At Issue: New Year’s Resolutions
Response: We want to be more loving, and fall short. I view New Year’s resolutions as natural expressions of profound aspiration, that is, a rekindling of our deepest yearning to better express our genuine self. In Zen we use the image of polishing a diamond: the diamond is beautiful as it is, but we shine it up so it will reflect its nature even more clearly.
The cold weather, short days, reunions with family and friends, the breaks in routine, more leisure time and all of the sacred holidays of December naturally reconnect us with a universal vow to grow, to bloom, to mature. Practicing with aspiration must be frequent and regular, not a once a year thing if it is to be of much value.

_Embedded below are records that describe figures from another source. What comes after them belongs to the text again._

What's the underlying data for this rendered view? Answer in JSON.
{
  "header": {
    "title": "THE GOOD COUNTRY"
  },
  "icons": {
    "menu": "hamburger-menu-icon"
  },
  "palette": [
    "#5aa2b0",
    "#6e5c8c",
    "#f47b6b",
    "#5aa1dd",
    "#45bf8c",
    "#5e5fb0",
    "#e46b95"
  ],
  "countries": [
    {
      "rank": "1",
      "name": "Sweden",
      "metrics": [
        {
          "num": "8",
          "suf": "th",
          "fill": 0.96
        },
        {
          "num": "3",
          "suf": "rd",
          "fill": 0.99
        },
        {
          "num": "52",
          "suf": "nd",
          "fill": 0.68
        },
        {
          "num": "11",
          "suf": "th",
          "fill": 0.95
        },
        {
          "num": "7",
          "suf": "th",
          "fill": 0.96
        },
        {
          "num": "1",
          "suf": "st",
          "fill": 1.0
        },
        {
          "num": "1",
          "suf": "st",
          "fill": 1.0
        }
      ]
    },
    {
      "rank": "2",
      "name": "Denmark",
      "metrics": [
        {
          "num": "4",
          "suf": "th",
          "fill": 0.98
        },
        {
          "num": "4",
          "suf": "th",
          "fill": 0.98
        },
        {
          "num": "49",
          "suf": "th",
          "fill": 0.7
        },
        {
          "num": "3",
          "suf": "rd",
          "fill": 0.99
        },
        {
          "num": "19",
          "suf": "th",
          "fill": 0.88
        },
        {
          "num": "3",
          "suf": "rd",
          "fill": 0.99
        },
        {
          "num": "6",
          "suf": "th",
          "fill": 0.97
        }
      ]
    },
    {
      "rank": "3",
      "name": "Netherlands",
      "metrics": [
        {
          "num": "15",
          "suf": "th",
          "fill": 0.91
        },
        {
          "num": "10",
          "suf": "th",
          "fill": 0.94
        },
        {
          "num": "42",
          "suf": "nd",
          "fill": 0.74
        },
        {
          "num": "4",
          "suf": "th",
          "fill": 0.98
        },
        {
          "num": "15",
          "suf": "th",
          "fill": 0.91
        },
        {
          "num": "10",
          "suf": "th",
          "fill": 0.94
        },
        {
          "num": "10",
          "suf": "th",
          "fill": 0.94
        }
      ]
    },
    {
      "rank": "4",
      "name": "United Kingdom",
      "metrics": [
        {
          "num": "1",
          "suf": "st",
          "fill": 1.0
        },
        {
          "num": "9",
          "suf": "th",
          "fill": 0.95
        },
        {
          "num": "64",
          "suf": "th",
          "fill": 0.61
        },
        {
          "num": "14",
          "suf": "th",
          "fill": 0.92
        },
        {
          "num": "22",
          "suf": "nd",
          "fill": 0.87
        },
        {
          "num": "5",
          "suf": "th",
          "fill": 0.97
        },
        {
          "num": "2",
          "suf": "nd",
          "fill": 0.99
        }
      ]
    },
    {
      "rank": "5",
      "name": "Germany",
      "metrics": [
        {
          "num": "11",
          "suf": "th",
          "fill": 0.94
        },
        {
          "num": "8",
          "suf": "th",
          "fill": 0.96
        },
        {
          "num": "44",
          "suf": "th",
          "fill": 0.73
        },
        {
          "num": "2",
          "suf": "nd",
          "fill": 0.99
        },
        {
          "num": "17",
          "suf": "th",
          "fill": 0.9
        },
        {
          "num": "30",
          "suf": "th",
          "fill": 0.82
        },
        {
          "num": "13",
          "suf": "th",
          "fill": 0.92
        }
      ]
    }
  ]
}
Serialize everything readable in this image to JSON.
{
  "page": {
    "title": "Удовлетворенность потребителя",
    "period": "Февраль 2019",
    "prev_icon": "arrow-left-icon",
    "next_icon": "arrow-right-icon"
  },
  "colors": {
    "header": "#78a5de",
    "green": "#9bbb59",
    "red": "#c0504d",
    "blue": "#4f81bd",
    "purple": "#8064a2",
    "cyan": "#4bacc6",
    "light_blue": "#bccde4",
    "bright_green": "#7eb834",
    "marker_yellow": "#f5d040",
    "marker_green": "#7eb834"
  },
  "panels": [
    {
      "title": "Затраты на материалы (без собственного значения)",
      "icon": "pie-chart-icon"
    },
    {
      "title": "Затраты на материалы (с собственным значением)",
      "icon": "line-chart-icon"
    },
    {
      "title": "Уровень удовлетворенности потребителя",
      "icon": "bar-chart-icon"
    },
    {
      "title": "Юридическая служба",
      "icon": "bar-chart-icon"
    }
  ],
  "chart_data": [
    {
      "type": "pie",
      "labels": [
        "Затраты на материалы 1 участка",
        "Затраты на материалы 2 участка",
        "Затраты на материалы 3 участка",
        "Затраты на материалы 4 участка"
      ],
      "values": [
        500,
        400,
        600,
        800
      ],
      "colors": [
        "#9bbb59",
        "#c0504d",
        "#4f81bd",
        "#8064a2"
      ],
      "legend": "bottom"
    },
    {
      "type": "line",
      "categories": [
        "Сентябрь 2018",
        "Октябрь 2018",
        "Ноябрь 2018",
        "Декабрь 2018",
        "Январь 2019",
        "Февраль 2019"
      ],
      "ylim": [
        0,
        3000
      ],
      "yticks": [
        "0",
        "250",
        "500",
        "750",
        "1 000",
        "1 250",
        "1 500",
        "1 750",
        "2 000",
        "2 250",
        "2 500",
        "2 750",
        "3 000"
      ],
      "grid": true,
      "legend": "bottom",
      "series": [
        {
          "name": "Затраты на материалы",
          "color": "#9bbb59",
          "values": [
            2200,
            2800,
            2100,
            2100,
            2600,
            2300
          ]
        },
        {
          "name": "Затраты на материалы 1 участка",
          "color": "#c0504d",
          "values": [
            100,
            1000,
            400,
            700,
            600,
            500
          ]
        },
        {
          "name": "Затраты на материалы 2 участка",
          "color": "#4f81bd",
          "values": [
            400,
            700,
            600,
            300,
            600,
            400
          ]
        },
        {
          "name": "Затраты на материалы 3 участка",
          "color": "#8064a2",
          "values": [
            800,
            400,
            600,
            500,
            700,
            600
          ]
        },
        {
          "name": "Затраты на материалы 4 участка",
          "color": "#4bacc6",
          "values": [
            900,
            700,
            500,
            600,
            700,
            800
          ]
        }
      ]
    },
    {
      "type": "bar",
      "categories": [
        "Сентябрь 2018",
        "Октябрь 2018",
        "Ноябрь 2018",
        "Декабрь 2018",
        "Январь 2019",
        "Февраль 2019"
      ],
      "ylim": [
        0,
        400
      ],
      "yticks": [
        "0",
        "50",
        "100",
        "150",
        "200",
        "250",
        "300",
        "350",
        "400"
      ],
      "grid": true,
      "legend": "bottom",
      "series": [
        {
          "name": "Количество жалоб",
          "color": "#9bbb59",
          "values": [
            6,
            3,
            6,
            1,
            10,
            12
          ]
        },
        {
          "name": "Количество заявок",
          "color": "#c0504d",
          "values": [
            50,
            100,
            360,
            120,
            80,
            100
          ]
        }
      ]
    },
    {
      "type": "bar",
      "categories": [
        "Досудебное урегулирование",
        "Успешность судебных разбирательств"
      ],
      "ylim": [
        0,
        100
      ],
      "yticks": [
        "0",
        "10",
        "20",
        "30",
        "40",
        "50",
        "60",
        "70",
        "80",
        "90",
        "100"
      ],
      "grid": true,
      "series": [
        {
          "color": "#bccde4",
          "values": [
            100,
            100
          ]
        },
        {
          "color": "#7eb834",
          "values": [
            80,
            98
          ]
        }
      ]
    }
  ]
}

In my experience, resolutions without a supportive structure peter out, whereas aspiration which is tested and resurrected after each failure continues to teach us at ever-deeper levels. By contrast, if “resolution” were viewed as a strong-willed person succeeding at accomplishing his or her goals, a Zen Buddhist point of view would regard this as working at the branches and not the root. I would also note that a “downside” to making resolutions can be over-investment in thinking about good intentions for the future, rather than experiencing the present moment, which may include the discomfort we are attempting to escape by making resolutions.
The most fundamental resolution, or vow, for a Zen practitioner is to live in awareness by using the tools of meditation and the support of community. This will be most helpful in “sticking with” the resolution, and naming it or reviewing it monthly might be useful for some people—we can be creative. I like writing a statement and taping it to my bathroom mirror.